Again, I thank the professionals before us, namely, Dr. Logue, Dr. O'Rourke, Dr. Buckley, Ms Crowe and Dr. Lodato, for giving their expertise. Most particularly, however, I thank the survivors, who should have the last word if any one of them wants to give the last word on this occasion. I ask the members to stay behind after the meeting for just a few minutes. We will not have non-members, just the members of the committee. I would appreciate that.

Ms Carmel McDonnell Byrne

I just want to thank everybody for inviting us in today. It is very important to be listened to, and I get the feeling we were actually heard for the first time in my life.

I remember, going back to 1997, when I met Deputy Micheál Martin and Bertie Ahern. They had only come into power. They asked us, that is, Christine Buckley, Bernadette Fahy and me, to give a brief of what happened to us, and I was so taken aback by the response. They stood up, looked us in the eye and apologised. That started me on my road of healing and recovery. I am still on that road of healing, as are all the survivors.

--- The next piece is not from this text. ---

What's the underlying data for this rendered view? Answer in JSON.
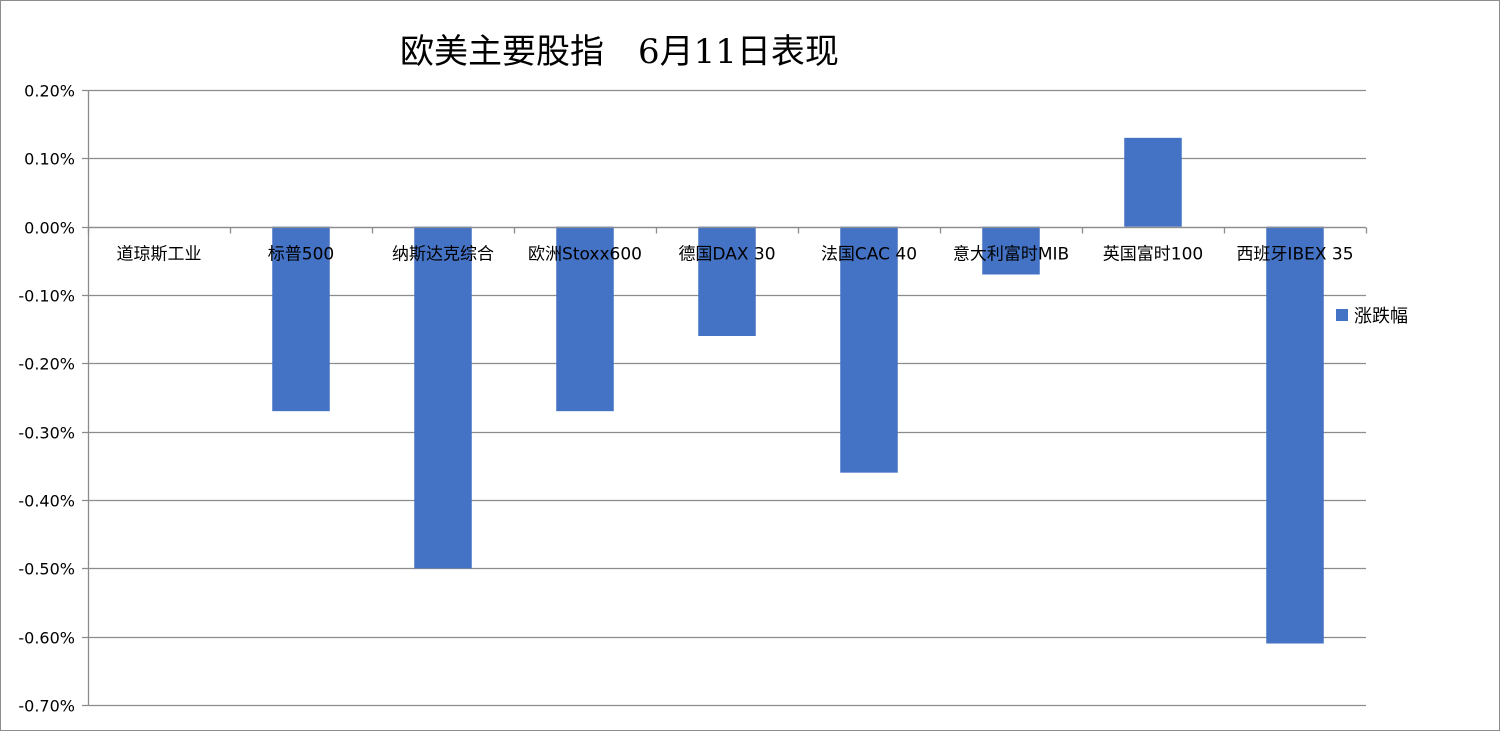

We have poured our hearts out today and it is not easy. Thankfully, counselling helps us to get through these things because we are so passionate about protecting other survivors and ourselves. Therefore, I just hope what we have said today does not fall on deaf ears because many survivors do not trust the Departments at all. We still hear survivors say, "Let them bury the records because they never believed me anyway."

I am not the perpetrator. From the time I got involved in this in 1996, which was after the "Dear Daughter" documentary, I have had phone calls from people attempting suicide. I do not want to get those phone calls. I have had them all my life. My role as a survivor is not to protect another survivor from suicide. I am not the perpetrator. I am only trying to help. It is about time someone was held accountable and, as I said, that our voices were heard loud and clear and we were respected because we need to be honoured as a whole group. As Ms Harney said earlier, we are unique people and none of us are here screaming and shouting, despite what happened. We may have anger and other things but we have learned how to control that. That was very evident after the Ryan report, when we had the march of solidarity. There was no screaming and shouting; people walked in silence. I was part of that, as were some of my sisters here.

On that note, I thank everybody - I really do. I did not say that in my three minutes at the beginning.

It means so much. It also means so much to hear the professionals who are working so hard and putting so many hours into trying to put right the wrongs that happened. Thank you.

You absolutely have our respect, I can assure you of that. In time, history will look on you as heroes, not as survivors, so the name will change.

Ms Eileen Molloy

I have been listening today and I know the legalities have to be taken into consideration and they are very important when it comes to the finalisation of the Bill. However, we also spoke about balance. I have heard that word used and I hope it was not just bandied about and I really hope this will be balanced. Our opinion would not be nearly as important, obviously, as the legalities, because the law is the law, but it is almost side by side with that and they should go hand in hand. If our records are revealed to us now, once and for all, it is done. However, we are getting this in drip feed after drip feed. It is tiring. I hope the committee does not think we are going to go away because we are not.

We do not want you to go away.

Ms Eileen Molloy

We are not going away.

As there is no other business, the committee will now go into private session.

The joint committee went into private session at 1.46 p.m. and adjourned at 1.57 p.m. until 2.30 p.m. on Thursday, 5 December 2019.